To beat the Warriors, the Spurs have to be nearly perfect on both ends of the floor.
From the four games played between the two teams in the regular season, it’s clear the margin for error is smaller for San Antonio than it is for the reigning champions when they go head-to-head.
Golden State won three of the four contests, with two lopsided victories at home and a split of closely-contested meetings on the road.
The reason for those close games at AT&T Center was down to the Spurs defence, which already is the best in the league but gets taken to a new level on their own floor.
San Antonio can tighten the clamps on the Warriors’ free-flowing attack by drastically slowing down the pace and turning the proceedings into a half-court affair.
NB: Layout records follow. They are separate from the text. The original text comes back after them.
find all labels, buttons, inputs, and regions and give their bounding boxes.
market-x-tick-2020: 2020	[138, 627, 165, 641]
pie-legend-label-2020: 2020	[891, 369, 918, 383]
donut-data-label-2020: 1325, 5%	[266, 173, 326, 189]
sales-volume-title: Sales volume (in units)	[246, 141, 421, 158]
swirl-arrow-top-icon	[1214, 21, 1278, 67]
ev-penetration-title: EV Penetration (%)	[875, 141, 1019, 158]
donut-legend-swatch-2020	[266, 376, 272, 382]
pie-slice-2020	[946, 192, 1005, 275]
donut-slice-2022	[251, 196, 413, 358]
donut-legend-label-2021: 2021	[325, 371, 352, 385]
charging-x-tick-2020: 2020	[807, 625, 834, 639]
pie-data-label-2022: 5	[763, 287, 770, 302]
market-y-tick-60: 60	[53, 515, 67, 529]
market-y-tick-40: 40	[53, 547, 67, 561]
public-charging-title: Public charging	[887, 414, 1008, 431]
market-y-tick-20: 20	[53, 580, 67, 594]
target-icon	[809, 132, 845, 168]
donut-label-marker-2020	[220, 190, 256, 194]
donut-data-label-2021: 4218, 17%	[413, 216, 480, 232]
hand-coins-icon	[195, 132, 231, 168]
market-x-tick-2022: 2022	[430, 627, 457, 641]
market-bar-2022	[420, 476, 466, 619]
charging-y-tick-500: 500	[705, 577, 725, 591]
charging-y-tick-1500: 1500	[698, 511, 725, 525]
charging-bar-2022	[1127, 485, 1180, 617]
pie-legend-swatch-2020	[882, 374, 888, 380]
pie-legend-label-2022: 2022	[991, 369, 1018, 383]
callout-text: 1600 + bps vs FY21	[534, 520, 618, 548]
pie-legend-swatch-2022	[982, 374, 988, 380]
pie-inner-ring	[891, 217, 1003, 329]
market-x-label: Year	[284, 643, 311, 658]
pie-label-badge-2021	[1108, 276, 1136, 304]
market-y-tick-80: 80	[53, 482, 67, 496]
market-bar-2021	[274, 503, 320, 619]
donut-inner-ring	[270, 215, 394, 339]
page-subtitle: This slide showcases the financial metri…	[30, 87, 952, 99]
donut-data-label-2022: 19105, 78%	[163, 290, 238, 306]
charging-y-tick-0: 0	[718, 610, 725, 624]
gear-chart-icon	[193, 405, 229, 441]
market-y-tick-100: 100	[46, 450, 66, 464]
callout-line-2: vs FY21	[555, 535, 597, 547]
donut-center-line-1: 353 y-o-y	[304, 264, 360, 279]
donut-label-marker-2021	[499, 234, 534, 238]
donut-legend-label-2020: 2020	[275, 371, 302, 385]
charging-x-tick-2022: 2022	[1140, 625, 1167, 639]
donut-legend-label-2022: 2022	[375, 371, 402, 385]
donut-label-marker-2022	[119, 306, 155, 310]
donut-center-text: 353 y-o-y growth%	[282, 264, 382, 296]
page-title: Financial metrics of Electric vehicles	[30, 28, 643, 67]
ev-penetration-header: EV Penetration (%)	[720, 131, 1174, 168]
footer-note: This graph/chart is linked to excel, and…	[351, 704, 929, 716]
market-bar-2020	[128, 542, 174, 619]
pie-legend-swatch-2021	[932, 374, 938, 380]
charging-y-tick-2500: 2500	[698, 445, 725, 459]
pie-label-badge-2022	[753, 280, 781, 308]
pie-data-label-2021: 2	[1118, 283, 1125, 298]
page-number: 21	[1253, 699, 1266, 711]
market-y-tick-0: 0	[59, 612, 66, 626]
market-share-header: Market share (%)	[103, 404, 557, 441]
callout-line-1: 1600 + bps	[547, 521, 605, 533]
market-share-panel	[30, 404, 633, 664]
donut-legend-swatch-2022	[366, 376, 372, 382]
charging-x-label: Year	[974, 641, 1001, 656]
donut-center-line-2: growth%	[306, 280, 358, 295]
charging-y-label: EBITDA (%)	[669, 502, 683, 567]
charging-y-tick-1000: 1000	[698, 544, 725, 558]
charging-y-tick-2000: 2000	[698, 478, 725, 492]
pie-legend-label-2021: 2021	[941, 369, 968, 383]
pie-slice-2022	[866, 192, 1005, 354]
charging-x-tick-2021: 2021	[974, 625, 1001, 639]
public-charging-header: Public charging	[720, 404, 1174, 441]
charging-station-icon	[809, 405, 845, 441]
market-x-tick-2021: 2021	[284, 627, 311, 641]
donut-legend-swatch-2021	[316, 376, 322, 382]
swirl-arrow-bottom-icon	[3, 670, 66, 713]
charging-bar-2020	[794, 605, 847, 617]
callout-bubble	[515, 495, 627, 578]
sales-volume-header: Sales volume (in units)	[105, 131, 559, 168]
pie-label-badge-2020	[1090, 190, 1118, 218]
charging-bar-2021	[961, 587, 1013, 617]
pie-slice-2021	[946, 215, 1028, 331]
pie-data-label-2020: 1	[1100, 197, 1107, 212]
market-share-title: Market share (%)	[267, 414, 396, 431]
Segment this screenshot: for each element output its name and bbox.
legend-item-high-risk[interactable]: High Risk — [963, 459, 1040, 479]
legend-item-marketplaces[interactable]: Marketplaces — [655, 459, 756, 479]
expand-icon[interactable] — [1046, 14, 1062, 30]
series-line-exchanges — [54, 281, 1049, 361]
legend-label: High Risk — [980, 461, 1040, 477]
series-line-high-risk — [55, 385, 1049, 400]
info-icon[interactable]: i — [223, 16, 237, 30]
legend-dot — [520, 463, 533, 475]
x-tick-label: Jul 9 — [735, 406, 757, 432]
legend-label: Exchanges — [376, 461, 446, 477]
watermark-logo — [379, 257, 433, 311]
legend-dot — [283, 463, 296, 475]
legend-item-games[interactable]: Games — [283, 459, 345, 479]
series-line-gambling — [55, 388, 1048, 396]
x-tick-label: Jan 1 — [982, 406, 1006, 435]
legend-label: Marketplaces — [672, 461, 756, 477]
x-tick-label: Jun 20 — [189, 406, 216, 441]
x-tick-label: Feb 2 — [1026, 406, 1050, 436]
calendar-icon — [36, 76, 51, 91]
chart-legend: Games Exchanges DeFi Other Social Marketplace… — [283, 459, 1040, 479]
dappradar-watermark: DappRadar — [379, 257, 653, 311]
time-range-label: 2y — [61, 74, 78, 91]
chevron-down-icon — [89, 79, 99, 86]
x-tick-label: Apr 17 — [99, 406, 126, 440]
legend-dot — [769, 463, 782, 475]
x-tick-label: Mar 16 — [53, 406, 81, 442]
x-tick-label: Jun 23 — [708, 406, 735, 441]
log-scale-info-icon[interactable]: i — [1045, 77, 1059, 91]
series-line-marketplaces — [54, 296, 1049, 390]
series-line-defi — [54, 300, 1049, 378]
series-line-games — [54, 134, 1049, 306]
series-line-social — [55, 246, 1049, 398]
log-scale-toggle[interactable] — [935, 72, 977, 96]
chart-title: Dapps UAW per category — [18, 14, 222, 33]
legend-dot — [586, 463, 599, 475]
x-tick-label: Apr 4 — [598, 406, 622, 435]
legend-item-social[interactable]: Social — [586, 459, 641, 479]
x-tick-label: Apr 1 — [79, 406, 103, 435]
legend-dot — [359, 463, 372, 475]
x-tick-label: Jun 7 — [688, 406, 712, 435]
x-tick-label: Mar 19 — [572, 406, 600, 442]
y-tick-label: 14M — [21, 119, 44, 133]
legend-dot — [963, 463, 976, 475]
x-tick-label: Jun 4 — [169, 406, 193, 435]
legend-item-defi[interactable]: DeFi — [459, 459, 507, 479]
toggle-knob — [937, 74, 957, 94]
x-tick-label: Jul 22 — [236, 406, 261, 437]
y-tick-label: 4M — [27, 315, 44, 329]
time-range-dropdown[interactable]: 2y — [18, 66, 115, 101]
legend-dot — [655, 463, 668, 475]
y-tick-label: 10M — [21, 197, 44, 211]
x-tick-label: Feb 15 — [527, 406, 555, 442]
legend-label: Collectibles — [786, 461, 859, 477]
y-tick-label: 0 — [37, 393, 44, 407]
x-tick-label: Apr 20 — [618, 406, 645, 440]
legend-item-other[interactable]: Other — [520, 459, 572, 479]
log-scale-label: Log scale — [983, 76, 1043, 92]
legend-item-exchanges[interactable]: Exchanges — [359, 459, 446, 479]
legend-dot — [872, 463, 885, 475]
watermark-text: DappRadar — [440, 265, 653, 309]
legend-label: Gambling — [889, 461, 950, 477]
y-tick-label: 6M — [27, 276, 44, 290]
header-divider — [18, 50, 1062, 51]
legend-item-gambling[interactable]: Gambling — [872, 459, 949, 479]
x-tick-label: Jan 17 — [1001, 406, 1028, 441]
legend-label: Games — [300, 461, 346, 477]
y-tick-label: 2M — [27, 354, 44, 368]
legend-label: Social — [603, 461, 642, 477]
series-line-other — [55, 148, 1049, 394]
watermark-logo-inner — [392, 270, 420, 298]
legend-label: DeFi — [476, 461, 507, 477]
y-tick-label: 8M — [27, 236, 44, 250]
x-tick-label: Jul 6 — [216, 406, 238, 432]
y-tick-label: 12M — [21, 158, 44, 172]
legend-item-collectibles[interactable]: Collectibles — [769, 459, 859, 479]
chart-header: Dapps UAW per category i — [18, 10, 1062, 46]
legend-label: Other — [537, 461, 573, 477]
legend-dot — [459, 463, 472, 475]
That strategy presents a double-edged sword, however, because it means the Spurs have to operate deliberately on the other end of the floor against Golden State’s own stout defence, which has made it considerably tougher to score, as evidenced by their average of 86.5 points in the two games at home.
The Warriors often don’t get enough credit for how they can slow down opponents and that has made all the difference in the battles between the two giants.
San Antonio’s best solution has been heavily featuring LaMarcus Aldridge and it’s no coincidence he’s had his best games of the series in the two closest results. The first-year Spur has to be the focal point of what they do offensively for them to keep up with Golden State.
The problem is, Aldridge’s scoring may not be enough in a seven-game series. It will be an uphill climb for the rest of the NBA to dethrone the Warriors and the Spurs are no exception.